Dans tous ces cas, il s’agit de grands travaux, exigeant des centaines et des
milliers de travailleurs ; des travaux si étendus que la technique la plus
moderne ne s’y attaquera que lorsqu’elle disposera d’une main d’œuvre
infiniment bon marché ».
D’un
ton léger, aventurier, délicieusement kitsch, pas très éloigné d’un Jules VERNE
aux accents H.G. Wellsiens, le récit se dramatise tout à coup, pour devenir
parfois étouffant. Un certain Povondra a permis la publicité sur cette
découverte majeure. Depuis, il collectionne chaque coupure de journaux en
faisant état. Il possède une véritable encyclopédie chez lui et réalise
pleinement l’essor des salamandres, leur potentielle révolte, car « Seuls les puissants de ce monde peuvent
faire le bonheur des autres sans dépenser un sou ».
La
prolifération des salamandres entraîne une refondation totale de la société.
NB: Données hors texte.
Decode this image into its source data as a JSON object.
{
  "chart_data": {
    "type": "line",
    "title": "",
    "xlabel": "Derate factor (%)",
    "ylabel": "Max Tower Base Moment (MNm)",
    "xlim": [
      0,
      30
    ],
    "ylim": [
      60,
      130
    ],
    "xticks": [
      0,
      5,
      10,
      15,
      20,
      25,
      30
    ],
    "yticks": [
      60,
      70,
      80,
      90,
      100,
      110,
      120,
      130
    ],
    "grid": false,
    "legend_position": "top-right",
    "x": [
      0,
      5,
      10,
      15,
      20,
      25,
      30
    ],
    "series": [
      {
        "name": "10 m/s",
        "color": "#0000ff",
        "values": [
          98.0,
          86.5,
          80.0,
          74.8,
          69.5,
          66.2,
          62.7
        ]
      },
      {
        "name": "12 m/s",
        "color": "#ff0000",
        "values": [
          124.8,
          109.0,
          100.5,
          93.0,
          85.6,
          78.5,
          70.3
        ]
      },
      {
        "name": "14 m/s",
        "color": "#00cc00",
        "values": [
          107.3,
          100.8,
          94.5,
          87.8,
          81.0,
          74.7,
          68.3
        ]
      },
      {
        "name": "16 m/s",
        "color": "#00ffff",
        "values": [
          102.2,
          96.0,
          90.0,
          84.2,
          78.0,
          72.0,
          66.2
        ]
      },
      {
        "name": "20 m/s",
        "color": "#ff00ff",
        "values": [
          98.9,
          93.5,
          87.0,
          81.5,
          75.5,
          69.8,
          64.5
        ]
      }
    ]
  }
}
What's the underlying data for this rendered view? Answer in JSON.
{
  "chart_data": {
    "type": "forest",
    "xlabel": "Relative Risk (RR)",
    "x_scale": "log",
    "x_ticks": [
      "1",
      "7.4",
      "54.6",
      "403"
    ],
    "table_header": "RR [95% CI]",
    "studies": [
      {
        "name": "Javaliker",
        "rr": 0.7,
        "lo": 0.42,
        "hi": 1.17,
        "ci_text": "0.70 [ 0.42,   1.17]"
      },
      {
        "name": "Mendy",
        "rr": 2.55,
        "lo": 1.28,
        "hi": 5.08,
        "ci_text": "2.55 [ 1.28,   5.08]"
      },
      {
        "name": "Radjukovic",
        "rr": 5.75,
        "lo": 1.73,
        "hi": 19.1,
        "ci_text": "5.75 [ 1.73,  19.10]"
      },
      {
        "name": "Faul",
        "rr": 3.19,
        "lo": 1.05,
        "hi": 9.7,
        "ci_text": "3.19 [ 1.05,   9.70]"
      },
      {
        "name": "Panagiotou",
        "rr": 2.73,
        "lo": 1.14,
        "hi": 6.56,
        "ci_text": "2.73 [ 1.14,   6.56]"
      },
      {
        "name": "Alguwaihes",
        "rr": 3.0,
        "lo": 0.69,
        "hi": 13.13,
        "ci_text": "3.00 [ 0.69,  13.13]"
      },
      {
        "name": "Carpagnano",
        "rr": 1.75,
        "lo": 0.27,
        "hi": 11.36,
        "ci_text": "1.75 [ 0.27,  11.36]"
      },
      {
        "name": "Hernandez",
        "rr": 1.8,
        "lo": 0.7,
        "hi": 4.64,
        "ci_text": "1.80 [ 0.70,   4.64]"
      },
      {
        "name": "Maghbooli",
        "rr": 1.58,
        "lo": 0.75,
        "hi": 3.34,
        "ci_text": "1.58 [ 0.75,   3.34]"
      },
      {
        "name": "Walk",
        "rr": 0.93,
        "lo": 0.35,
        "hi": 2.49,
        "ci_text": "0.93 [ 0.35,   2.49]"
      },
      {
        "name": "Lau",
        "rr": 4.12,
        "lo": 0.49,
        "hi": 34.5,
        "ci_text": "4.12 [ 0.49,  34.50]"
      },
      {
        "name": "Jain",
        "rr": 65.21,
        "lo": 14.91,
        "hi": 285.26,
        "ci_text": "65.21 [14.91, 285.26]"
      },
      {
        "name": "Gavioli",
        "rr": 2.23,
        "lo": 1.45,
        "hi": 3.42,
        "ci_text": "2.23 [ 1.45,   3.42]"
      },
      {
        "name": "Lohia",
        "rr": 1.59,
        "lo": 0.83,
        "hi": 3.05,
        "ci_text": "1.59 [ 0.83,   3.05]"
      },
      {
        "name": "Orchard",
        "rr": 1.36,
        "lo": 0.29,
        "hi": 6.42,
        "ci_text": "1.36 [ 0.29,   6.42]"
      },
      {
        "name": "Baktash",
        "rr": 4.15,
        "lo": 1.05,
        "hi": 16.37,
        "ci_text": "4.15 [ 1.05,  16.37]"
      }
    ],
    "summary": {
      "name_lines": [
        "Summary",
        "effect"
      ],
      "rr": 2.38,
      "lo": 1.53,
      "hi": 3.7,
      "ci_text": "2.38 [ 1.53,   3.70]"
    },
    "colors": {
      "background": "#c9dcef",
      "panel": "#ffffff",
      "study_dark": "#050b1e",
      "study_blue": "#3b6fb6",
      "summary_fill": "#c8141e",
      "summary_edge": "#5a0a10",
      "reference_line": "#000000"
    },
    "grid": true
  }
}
Elles se multiplient tellement qu’elles ont de plus en plus besoin d’espaces
côtiers vitaux, donc elles rognent les côtes, font des canaux pour obtenir plus
de place. Elles se comptent désormais en plusieurs dizaines de milliards d’individus,
se rebellent contre l’homme, totalement dépassé par ce que pourtant il a
développé.
ČAPEK sait se faire philosophe et
sociologue : « L’homme est-il,
a-t-il jamais été capable de bonheur ? L’homme certes, comme tout être qui
vit, mais pas le genre humain. Tout le malheur de l’homme réside dans le fait
qu’il ait été obligé de devenir l’humanité ou qu’il l’est devenu trop tard,
quand il s’était déjà irréparablement différencié en nations, races, croyances,
castes et classes, en riches et en pauvres, en hommes éduqués et en ignorants,
en maîtres et en esclaves. Rassemblez de force en un même troupeau des chevaux,
des loups, des brebis, des chats, des renards et des biches, des ours et des
chèvres ; parquez-les dans un même enclos, forcez-les à vivre dans cette mêlée
insensée que vous appellerez l’Ordre Social et à respecter les mêmes règles de
vie ; ce sera un troupeau malheureux, insatisfait, fatalement divisé, où
nulle créature ne se sentira chez elle ».
Ce
récit, à première vue de science fiction, est en fait un puissant roman
politique. En 1936, ČAPEK voit son pays la Tchécoslovaquie de plus en plus
menacé par l’Allemagne nazie. Les salamandres du livre, c’est le peuple
tchécoslovaque, le nazi étant représenté par l’homme. Dans cet ouvrage, ČAPEK
imagine l’invasion du pays par les forces ennemies (qui se réalisera un peu
plus de 2 ans plus tard). « La guerre des salamandres » est un pur
chef d’œuvre tout en variations : de roman d’aventures quasi picaresque
aux accents théâtraux, il se transforme en récit d’anticipation, allégorique
sur la politique européenne de son temps, sous couvert de science fiction. Il
se fait aussi visionnaire et en fin de volume, l’auteur Karel ČAPEK se met en
scène dans un style d’essayiste : en effet, il s’interroge sur la chute de
son roman, la jugeant trop dure, il fait part de ses pensées, ses ressentis.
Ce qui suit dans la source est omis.